「僕はさ……別に、母さまを憎んでいるわけじゃないんだよ」
「えっ……う、うん……」
「でも、好きかって聞かれると……わからない。物心ついた時から、僕にとってあの人はお世話をしなくちゃならない人だったから……」
「そっか……」

 身分の高い者達がカタリナさんを踏み躙る一方で、現在彼女に付いているメイドの少女の母親のように、味方をする者がいなかったわけではない。
 しかし、彼らは悪気のないまま、幼いトラちゃんに呪いをかけた。

「お腹を痛めて産んでもらったのだから、母さまを大事にしないといけないってみんなが言ったんだ。

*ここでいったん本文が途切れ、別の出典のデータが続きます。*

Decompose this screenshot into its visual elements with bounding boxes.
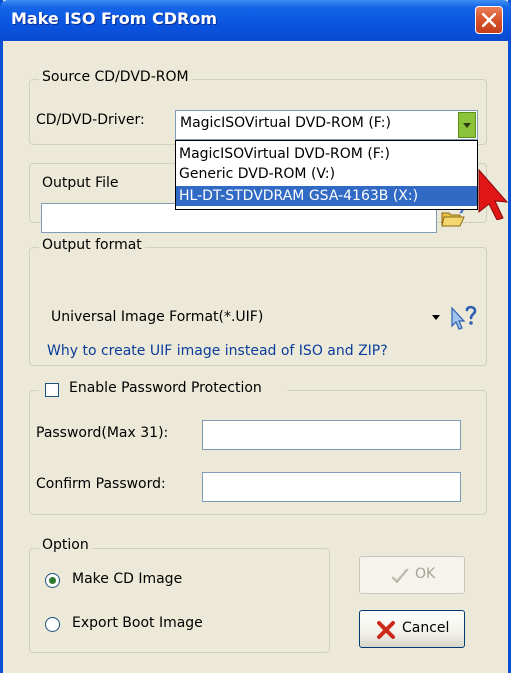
make-iso-dialog: Make ISO From CDRom Source CD/DVD-ROM CD…: [0, 0, 511, 673]
format-selected-value: Universal Image Format(*.UIF): [51, 309, 264, 325]
output-file-label: Output File: [39, 175, 122, 191]
password-input[interactable]: [202, 420, 461, 450]
close-icon: [482, 13, 496, 27]
red-arrow-cursor-icon: [478, 168, 509, 220]
source-group-label: Source CD/DVD-ROM: [39, 69, 192, 85]
ok-button[interactable]: OK: [359, 556, 465, 594]
make-cd-image-option[interactable]: Make CD Image: [45, 570, 245, 592]
checkmark-icon: [391, 568, 409, 584]
output-format-label: Output format: [39, 237, 145, 253]
export-boot-image-option[interactable]: Export Boot Image: [45, 614, 245, 636]
driver-label: CD/DVD-Driver:: [36, 112, 145, 128]
cancel-x-icon: [377, 621, 395, 639]
cancel-button[interactable]: Cancel: [359, 610, 465, 648]
make-cd-image-radio[interactable]: [45, 573, 60, 588]
enable-password-checkbox-row[interactable]: Enable Password Protection: [39, 378, 287, 402]
confirm-password-label: Confirm Password:: [36, 476, 166, 492]
uif-help-link[interactable]: Why to create UIF image instead of ISO a…: [47, 343, 388, 359]
make-cd-image-label: Make CD Image: [72, 571, 183, 587]
title-bar[interactable]: Make ISO From CDRom: [0, 0, 511, 41]
help-cursor-button[interactable]: [447, 302, 479, 334]
option-group-label: Option: [39, 537, 92, 553]
option-group: [29, 548, 330, 653]
chevron-down-icon[interactable]: [458, 112, 476, 138]
driver-dropdown-list: MagicISOVirtual DVD-ROM (F:) Generic DVD…: [175, 140, 478, 210]
window-title: Make ISO From CDRom: [11, 9, 218, 28]
driver-option-highlighted[interactable]: HL-DT-STDVDRAM GSA-4163B (X:): [176, 186, 477, 206]
confirm-password-input[interactable]: [202, 472, 461, 502]
driver-select[interactable]: MagicISOVirtual DVD-ROM (F:): [175, 110, 478, 140]
driver-option[interactable]: MagicISOVirtual DVD-ROM (F:): [176, 144, 477, 164]
enable-password-checkbox[interactable]: [45, 383, 59, 397]
driver-selected-value: MagicISOVirtual DVD-ROM (F:): [180, 115, 391, 131]
export-boot-image-label: Export Boot Image: [72, 615, 203, 631]
driver-option[interactable]: Generic DVD-ROM (V:): [176, 164, 477, 184]
password-label: Password(Max 31):: [36, 425, 169, 441]
help-icon: [451, 305, 477, 330]
enable-password-label: Enable Password Protection: [69, 380, 262, 396]
export-boot-image-radio[interactable]: [45, 617, 60, 632]
chevron-down-icon[interactable]: [432, 315, 440, 320]
cancel-label: Cancel: [402, 620, 450, 636]
ok-label: OK: [415, 566, 436, 582]
format-select[interactable]: Universal Image Format(*.UIF): [45, 305, 445, 331]
close-button[interactable]: [475, 6, 503, 34]
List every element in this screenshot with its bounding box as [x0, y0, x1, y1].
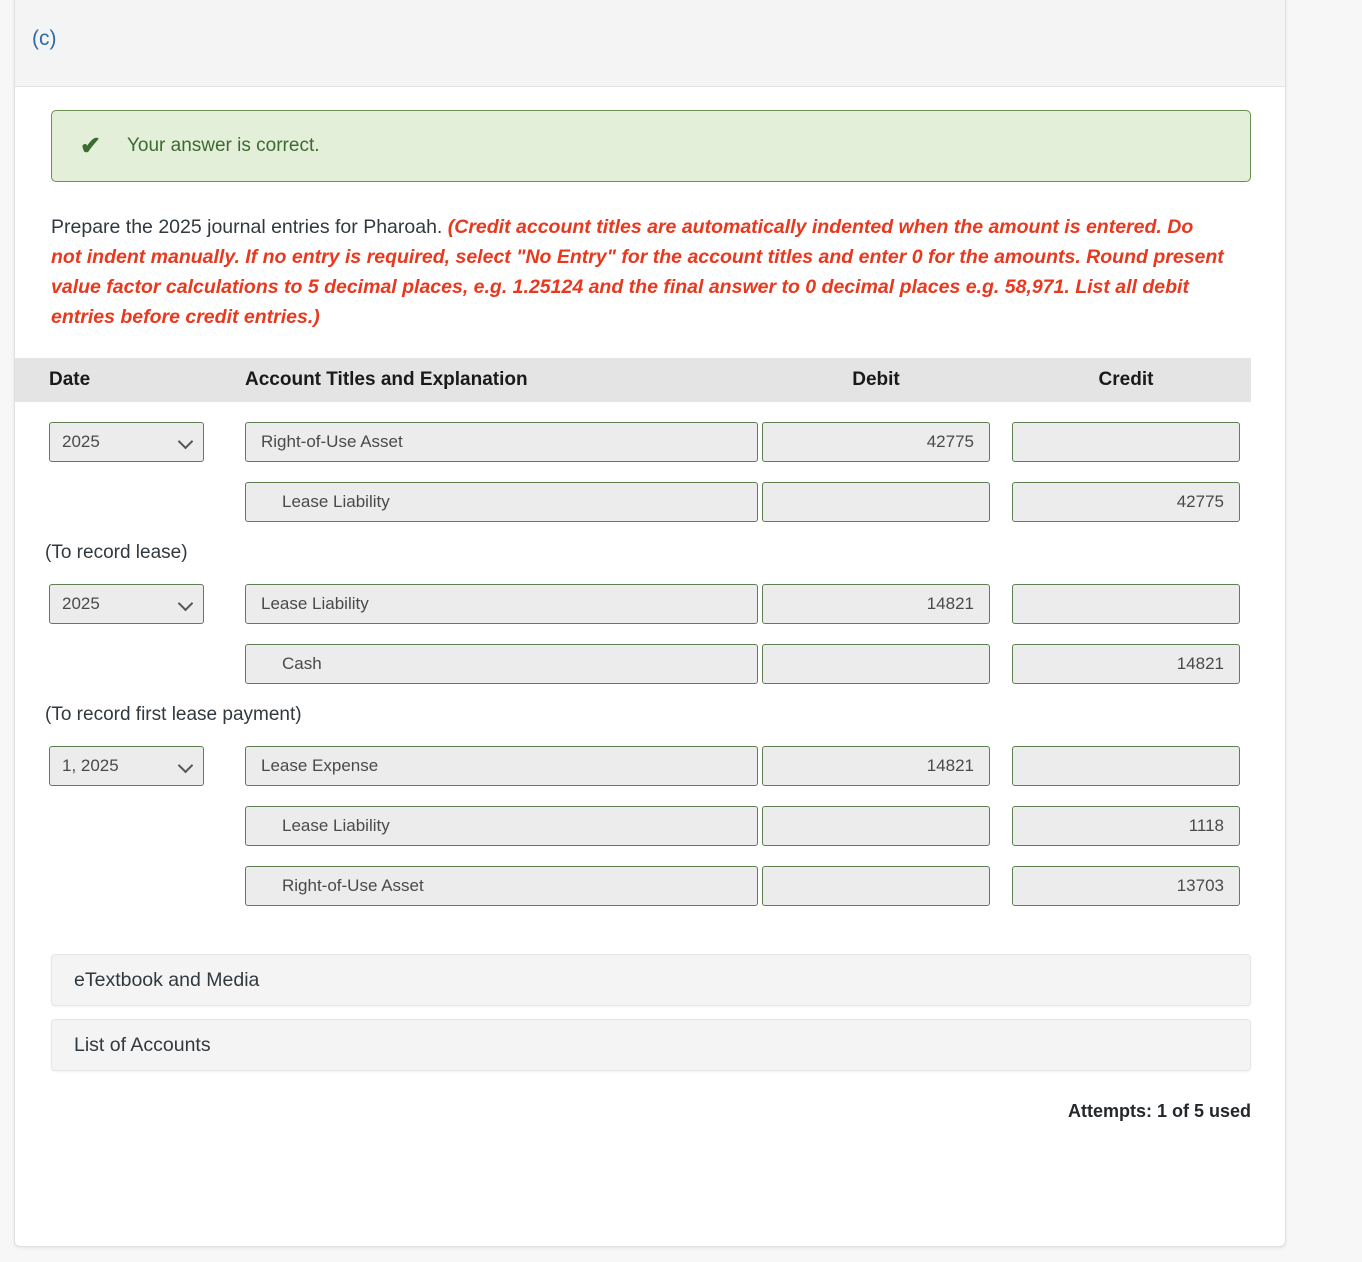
credit-cell: 42775	[1001, 482, 1251, 522]
card-header: (c)	[15, 0, 1285, 87]
debit-amount-input[interactable]: 14821	[762, 584, 990, 624]
credit-amount-input[interactable]	[1012, 746, 1240, 786]
chevron-down-icon	[179, 597, 193, 611]
credit-cell: 1118	[1001, 806, 1251, 846]
column-header-account: Account Titles and Explanation	[245, 369, 528, 390]
account-title-input[interactable]: Cash	[245, 644, 758, 684]
account-cell: Right-of-Use Asset	[201, 422, 758, 462]
date-cell: 2025	[15, 584, 204, 624]
page-root: (c) ✔ Your answer is correct. Prepare th…	[0, 0, 1362, 1262]
column-header-date: Date	[49, 369, 91, 390]
date-select-value: 2025	[62, 594, 100, 613]
card-body: ✔ Your answer is correct. Prepare the 20…	[15, 110, 1285, 1122]
chevron-down-icon	[179, 435, 193, 449]
debit-cell	[751, 806, 1001, 846]
credit-amount-input[interactable]	[1012, 584, 1240, 624]
date-select-value: 1, 2025	[62, 756, 119, 775]
table-row: Lease Liability 1118	[15, 806, 1251, 846]
etextbook-and-media-button[interactable]: eTextbook and Media	[51, 954, 1251, 1006]
credit-amount-input[interactable]: 1118	[1012, 806, 1240, 846]
account-title-input[interactable]: Lease Expense	[245, 746, 758, 786]
debit-cell	[751, 644, 1001, 684]
date-select[interactable]: 2025	[49, 422, 204, 462]
date-select-value: 2025	[62, 432, 100, 451]
debit-cell	[751, 866, 1001, 906]
attempts-status: Attempts: 1 of 5 used	[1067, 1101, 1251, 1121]
table-row: 1, 2025 Lease Expense 14821	[15, 746, 1251, 786]
credit-cell	[1001, 584, 1251, 624]
debit-cell: 42775	[751, 422, 1001, 462]
debit-amount-input[interactable]	[762, 482, 990, 522]
credit-cell: 13703	[1001, 866, 1251, 906]
part-label: (c)	[32, 27, 57, 50]
credit-cell	[1001, 422, 1251, 462]
instructions: Prepare the 2025 journal entries for Pha…	[51, 212, 1226, 332]
table-row: Cash 14821	[15, 644, 1251, 684]
column-header-credit: Credit	[1098, 369, 1154, 390]
account-title-input[interactable]: Lease Liability	[245, 482, 758, 522]
account-cell: Lease Expense	[201, 746, 758, 786]
instructions-plain: Prepare the 2025 journal entries for Pha…	[51, 216, 448, 238]
debit-amount-input[interactable]	[762, 806, 990, 846]
account-cell: Lease Liability	[201, 584, 758, 624]
table-row: Lease Liability 42775	[15, 482, 1251, 522]
check-icon: ✔	[80, 131, 101, 160]
date-select[interactable]: 1, 2025	[49, 746, 204, 786]
credit-cell	[1001, 746, 1251, 786]
table-row: Right-of-Use Asset 13703	[15, 866, 1251, 906]
account-title-input[interactable]: Lease Liability	[245, 806, 758, 846]
account-title-input[interactable]: Right-of-Use Asset	[245, 422, 758, 462]
account-title-input[interactable]: Right-of-Use Asset	[245, 866, 758, 906]
debit-amount-input[interactable]	[762, 866, 990, 906]
credit-cell: 14821	[1001, 644, 1251, 684]
entry-explanation: (To record lease)	[45, 542, 188, 563]
journal-entry-table: Date Account Titles and Explanation Debi…	[15, 358, 1251, 906]
account-cell: Cash	[201, 644, 758, 684]
debit-amount-input[interactable]: 14821	[762, 746, 990, 786]
success-banner-text: Your answer is correct.	[126, 135, 320, 156]
table-row: 2025 Right-of-Use Asset 42775	[15, 422, 1251, 462]
credit-amount-input[interactable]: 14821	[1012, 644, 1240, 684]
credit-amount-input[interactable]: 42775	[1012, 482, 1240, 522]
entry-explanation: (To record first lease payment)	[45, 704, 302, 725]
debit-cell	[751, 482, 1001, 522]
account-cell: Right-of-Use Asset	[201, 866, 758, 906]
date-cell: 1, 2025	[15, 746, 204, 786]
account-cell: Lease Liability	[201, 806, 758, 846]
success-banner: ✔ Your answer is correct.	[51, 110, 1251, 182]
question-card: (c) ✔ Your answer is correct. Prepare th…	[14, 0, 1286, 1247]
list-of-accounts-button[interactable]: List of Accounts	[51, 1019, 1251, 1071]
table-row: 2025 Lease Liability 14821	[15, 584, 1251, 624]
account-title-input[interactable]: Lease Liability	[245, 584, 758, 624]
table-header-row: Date Account Titles and Explanation Debi…	[15, 358, 1251, 402]
debit-amount-input[interactable]: 42775	[762, 422, 990, 462]
debit-amount-input[interactable]	[762, 644, 990, 684]
credit-amount-input[interactable]	[1012, 422, 1240, 462]
date-select[interactable]: 2025	[49, 584, 204, 624]
column-header-debit: Debit	[852, 369, 900, 390]
date-cell: 2025	[15, 422, 204, 462]
debit-cell: 14821	[751, 584, 1001, 624]
debit-cell: 14821	[751, 746, 1001, 786]
credit-amount-input[interactable]: 13703	[1012, 866, 1240, 906]
chevron-down-icon	[179, 759, 193, 773]
account-cell: Lease Liability	[201, 482, 758, 522]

だから僕は言われた通りにした。それ以外、どうしていいのかわからなかったから……」
「そう……そうだよね。そうするしか、なかったよね……」

 大人達に一方的に義務を押し付けられたトラちゃんは、母に尽くすばかりの幼少期を送った。
 そんな彼の献身を、親孝行の一言で片付けるのはあまりにも残酷で無責任ではなかろうか。
 しまいには、人質に取られた母のために、たった一人で敵本陣に突っ込まされたのだ。これを止められる大人がいなかったことが、トラちゃんの置かれていた状況がいかに異常であったかを物語っている。
 けれども……

「ねえ、タマコ。子供は、産んでもらったからって無条件で親を愛さなければいけないの? 何があっても、受け入れないといけないのかな……」

 ベルンハルト王国の捕虜となったことで母から離れた彼は、この半年の間に自我を得た。
 すくすくと伸びていくその背を、私は頼もしく思う。

「トラちゃんが、どうしたいのかで決めていいと思う。愛さないのも受け入れないのも、トラちゃんが生まれ持った権利だよ。誰も、それを取り上げていいはずがない」
「うん……」
「でも、もしもお母さんが勇気を出して歩み寄ってきたなって感じた時は……親とか子とかいうのはひとまず置いておいて、一人の人間として、話を聞いてあげてもいいかもしれないね?」
「ん……そうだね」

 カタリナさんにも言ったことだが、彼女とトラちゃんには、やり直すチャンスはまだあると思う。